酒有些許燒喉,兩人都不自覺的咽了咽口水。
放下酒杯,赫連抬手替對方拭去唇上酒漬,柔軟的唇瓣讓他忍不住多摩挲了兩下,祝引樓向前了些,往赫連嘴角親了一口。
赫連喉結上下滾動了兩下,「交杯酒也喝完了,現在是不是該……」
祝引樓指尖停留在對方喉結處畫了個圈,他眉眼半蹙,故作一副無辜憐人道:「該什麼?」
赫連一把將人橫抱起來,眼如狼目流光道:「該入洞房了。
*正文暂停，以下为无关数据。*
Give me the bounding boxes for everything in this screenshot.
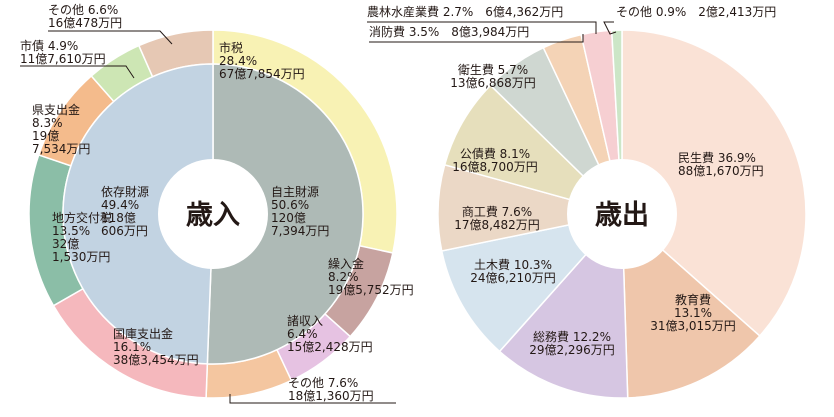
revenue-label-dependent-line-0: 依存財源 bbox=[101, 184, 149, 199]
revenue-label-4-line-1: 16.1% bbox=[113, 340, 151, 354]
revenue-leader-other bbox=[229, 394, 396, 404]
revenue-label-1-line-2: 19億5,752万円 bbox=[328, 283, 414, 297]
expenditure-label-3: 土木費 10.3% 24億6,210万円 bbox=[470, 257, 556, 285]
revenue-label-8-line-0: その他 6.6% bbox=[48, 3, 118, 17]
expenditure-leader-other bbox=[603, 21, 617, 35]
expenditure-center-label: 歳出 bbox=[595, 200, 649, 231]
revenue-label-dependent-line-3: 606万円 bbox=[101, 224, 148, 238]
expenditure-label-4-line-0: 商工費 7.6% bbox=[462, 204, 532, 219]
revenue-label-6-line-1: 8.3% bbox=[32, 116, 63, 130]
revenue-label-5-line-3: 1,530万円 bbox=[52, 250, 110, 264]
revenue-label-own-source-line-2: 120億 bbox=[271, 211, 306, 225]
expenditure-label-8-line-0: 農林水産業費 2.7% 6億4,362万円 bbox=[367, 4, 563, 19]
expenditure-label-5-line-1: 16億8,700万円 bbox=[452, 160, 538, 174]
revenue-leader-other2 bbox=[48, 30, 173, 45]
expenditure-label-0: 民生費 36.9% 88億1,670万円 bbox=[678, 150, 764, 178]
revenue-label-3: その他 7.6% 18億1,360万円 bbox=[288, 376, 374, 403]
revenue-label-0-line-2: 67億7,854万円 bbox=[219, 67, 305, 81]
expenditure-label-0-line-1: 88億1,670万円 bbox=[678, 164, 764, 178]
expenditure-label-4: 商工費 7.6% 17億8,482万円 bbox=[454, 204, 540, 232]
expenditure-label-6-line-1: 13億6,868万円 bbox=[450, 76, 536, 90]
revenue-label-8-line-1: 16億478万円 bbox=[48, 16, 122, 30]
expenditure-label-9-line-0: その他 0.9% 2億2,413万円 bbox=[616, 5, 776, 19]
expenditure-label-7-line-0: 消防費 3.5% 8億3,984万円 bbox=[369, 24, 529, 39]
expenditure-leader-fire bbox=[369, 34, 584, 43]
revenue-label-1-line-1: 8.2% bbox=[328, 270, 359, 284]
revenue-label-3-line-1: 18億1,360万円 bbox=[288, 389, 374, 403]
expenditure-label-6: 衛生費 5.7% 13億6,868万円 bbox=[450, 62, 536, 90]
revenue-label-6: 県支出金 8.3% 19億 7,534万円 bbox=[32, 102, 90, 156]
revenue-outer-ring bbox=[28, 29, 398, 399]
revenue-label-8: その他 6.6% 16億478万円 bbox=[48, 3, 122, 30]
revenue-label-3-line-0: その他 7.6% bbox=[288, 376, 358, 390]
revenue-label-dependent: 依存財源 49.4% 118億 606万円 bbox=[101, 184, 149, 238]
revenue-label-5-line-1: 13.5% bbox=[52, 224, 90, 238]
revenue-label-0-line-0: 市税 bbox=[219, 40, 243, 55]
expenditure-label-2-line-0: 総務費 12.2% bbox=[533, 329, 611, 344]
revenue-label-6-line-2: 19億 bbox=[32, 129, 59, 143]
revenue-label-1: 繰入金 8.2% 19億5,752万円 bbox=[328, 256, 414, 297]
expenditure-label-3-line-0: 土木費 10.3% bbox=[474, 257, 552, 272]
revenue-label-4: 国庫支出金 16.1% 38億3,454万円 bbox=[113, 326, 199, 367]
revenue-label-6-line-0: 県支出金 bbox=[32, 102, 80, 117]
revenue-label-5-line-2: 32億 bbox=[52, 237, 79, 251]
expenditure-label-2: 総務費 12.2% 29億2,296万円 bbox=[529, 329, 615, 357]
expenditure-label-4-line-1: 17億8,482万円 bbox=[454, 218, 540, 232]
revenue-label-4-line-2: 38億3,454万円 bbox=[113, 353, 199, 367]
revenue-label-7-line-1: 11億7,610万円 bbox=[20, 52, 106, 66]
revenue-label-2-line-0: 諸収入 bbox=[287, 313, 323, 328]
revenue-label-2: 諸収入 6.4% 15億2,428万円 bbox=[287, 313, 373, 354]
expenditure-center-hole bbox=[567, 159, 677, 269]
revenue-center-hole bbox=[158, 159, 268, 269]
revenue-label-0-line-1: 28.4% bbox=[219, 54, 257, 68]
revenue-label-dependent-line-2: 118億 bbox=[101, 211, 136, 225]
revenue-inner-ring bbox=[62, 63, 364, 365]
expenditure-label-5: 公債費 8.1% 16億8,700万円 bbox=[452, 146, 538, 174]
expenditure-label-6-line-0: 衛生費 5.7% bbox=[458, 62, 528, 77]
expenditure-label-5-line-0: 公債費 8.1% bbox=[460, 146, 530, 161]
revenue-label-5: 地方交付税 13.5% 32億 1,530万円 bbox=[52, 210, 112, 264]
revenue-label-2-line-2: 15億2,428万円 bbox=[287, 340, 373, 354]
expenditure-label-1-line-2: 31億3,015万円 bbox=[650, 319, 736, 333]
revenue-label-dependent-line-1: 49.4% bbox=[101, 198, 139, 212]
revenue-label-5-line-0: 地方交付税 bbox=[52, 210, 112, 225]
expenditure-label-7: 消防費 3.5% 8億3,984万円 bbox=[369, 24, 529, 39]
revenue-label-own-source-line-3: 7,394万円 bbox=[271, 224, 329, 238]
revenue-label-1-line-0: 繰入金 bbox=[328, 256, 364, 271]
revenue-label-2-line-1: 6.4% bbox=[287, 327, 318, 341]
expenditure-leader-agri bbox=[367, 21, 597, 34]
expenditure-slice-0 bbox=[621, 29, 807, 338]
expenditure-label-1: 教育費 13.1% 31億3,015万円 bbox=[650, 292, 736, 333]
revenue-label-4-line-0: 国庫支出金 bbox=[113, 326, 173, 341]
revenue-label-0: 市税 28.4% 67億7,854万円 bbox=[219, 40, 305, 81]
revenue-center-label: 歳入 bbox=[186, 200, 240, 231]
revenue-label-7: 市債 4.9% 11億7,610万円 bbox=[20, 38, 106, 66]
expenditure-label-1-line-0: 教育費 bbox=[675, 292, 711, 307]
expenditure-label-8: 農林水産業費 2.7% 6億4,362万円 bbox=[367, 4, 563, 19]
revenue-label-own-source-line-0: 自主財源 bbox=[271, 184, 319, 199]
slice-labels: 自主財源 50.6% 120億 7,394万円 依存財源 49.4% 118億 606万円 市税… bbox=[20, 3, 776, 403]
revenue-label-own-source-line-1: 50.6% bbox=[271, 198, 309, 212]
revenue-label-7-line-0: 市債 4.9% bbox=[20, 38, 78, 53]
expenditure-label-9: その他 0.9% 2億2,413万円 bbox=[616, 5, 776, 19]
expenditure-label-3-line-1: 24億6,210万円 bbox=[470, 271, 556, 285]
expenditure-label-0-line-0: 民生費 36.9% bbox=[678, 150, 756, 165]
revenue-inner-slice-1 bbox=[62, 63, 214, 365]
leader-lines bbox=[20, 21, 617, 404]
revenue-label-own-source: 自主財源 50.6% 120億 7,394万円 bbox=[271, 184, 329, 238]
revenue-inner-slice-0 bbox=[206, 63, 364, 365]
expenditure-label-2-line-1: 29億2,296万円 bbox=[529, 343, 615, 357]
revenue-label-6-line-3: 7,534万円 bbox=[32, 142, 90, 156]
revenue-leader-bonds bbox=[20, 65, 135, 79]
expenditure-label-1-line-1: 13.1% bbox=[674, 306, 712, 320]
」
舊床帳暖,新衣堆地,春宵遲來,興盡在天明。
第1章 番外 雨過天晴(1)
魏庭說的還真在理,小別逢新婚,確實是怎麼來都覺得不夠過癮。
酒樓就在自個家對面,但是祝引樓已經三天沒去店裡看過了,天還沒黑,兩人就關門關窗上趕著辦事了。
到底是閒話聽多了,祝引樓都要感覺自己身上有股難以抹去的俏寡夫味了,清心寡欲他是一點也充不起來了,床紗一放,褥子裡立馬就又多了一匹狼似的。
赫連更甚,簡直像三輩子沒吃過肉一樣,得一點撩撥就忍不住張牙舞爪的,恨不得這世上都沒有天亮才好。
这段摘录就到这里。